Directly electrostatic-spray deposited cross-linked nanocomposites for the high performance lithium-ion battery anode

The nanocomposite for the Li-ion battery anode was fabricated with SiO2, poly(aniline-co-anthranilic acid) (PAAA), and the functionalized multiwall carbon-nanotube (fMWCNT). The successful formation of cross-link and hydrogen bonds among SiO2, PAAA, and fMWCNT in the nanocomposite were confirmed. The electrostatic-spray deposition was applied for the direct preparation of the nanocomposite electrode on the current collector in order to achieve high uniformity and mechanical stability of the electrode. The nanocomposite electrode prepared by electrostatic-spray mitigated the volume expansion of SiO2 during battery operation, which resulted in the excellent battery performance compared with that by the conventional slurry-casting method. The nanocomposite electrode revealed high initial discharge capacity (1415 mAh/g), capacity retention (1231 mAh/g at the 500th cycle), and rate capability (∼45 % capacity at 3 A/g vs. that at 0.1 A/g).
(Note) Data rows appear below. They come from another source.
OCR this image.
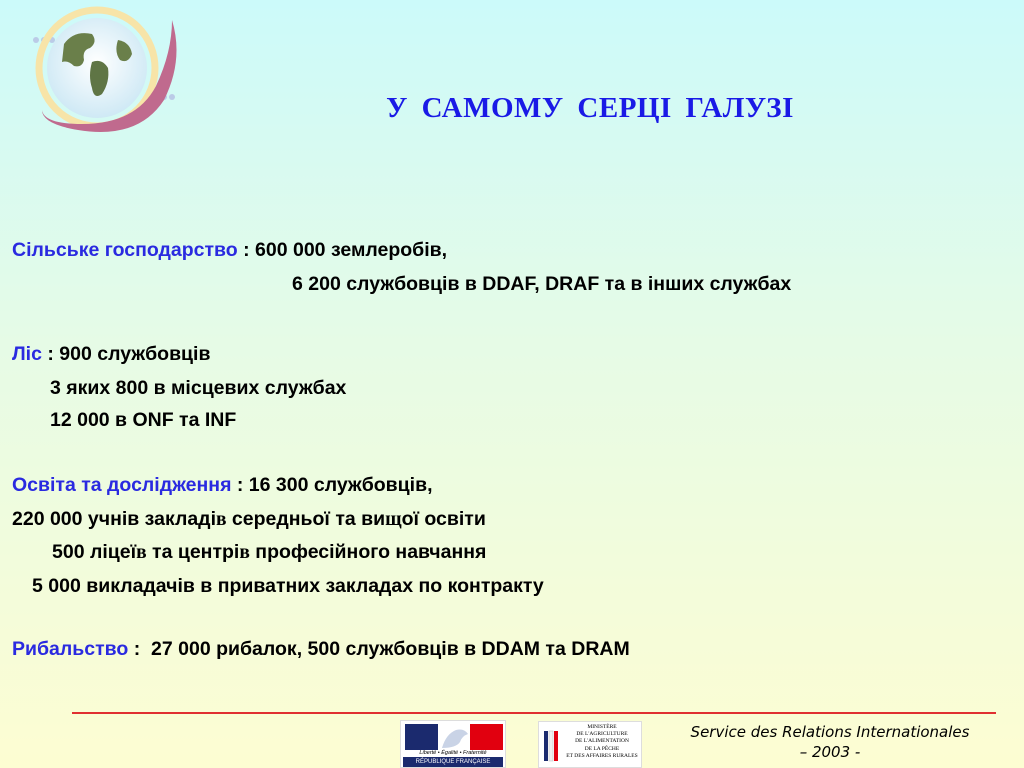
У САМОМУ СЕРЦІ ГАЛУЗІ
Сільське господарство : 600 000 землеробів,
6 200 службовців в DDAF, DRAF та в інших службах
Ліс : 900 службовців
3 яких 800 в місцевих службах
12 000 в ONF та INF
Освіта та дослідження : 16 300 службовців,
220 000 учнів закладів середньої та вищої освіти
500 ліцеїв та центрів професійного навчання
5 000 викладачів в приватних закладах по контракту
Рибальство :  27 000 рибалок, 500 службовців в DDAM та DRAM
Liberté • Égalité • Fraternité
RÉPUBLIQUE FRANÇAISE
MINISTÈRE
DE L'AGRICULTURE
DE L'ALIMENTATION
DE LA PÊCHE
ET DES AFFAIRES RURALES
Service des Relations Internationales
– 2003 -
We believe the entangled nanocomposite electrode is the promising electrode structure that can be used for the next-generation battery systems. [Display omitted] •Silica based nanocomposite electrode with cross-linked structure was synthesized.•Encapsulation of silica by PAAA polymer results in mechanical stability.•Further cross-linking with fMWCNT improves lithium-ion and electron transport.•Electrostatic-spray method showed superior performance in compare to slurry casting.•High energy storage capability (1231 mAh/g) was achieved after 500 cycles.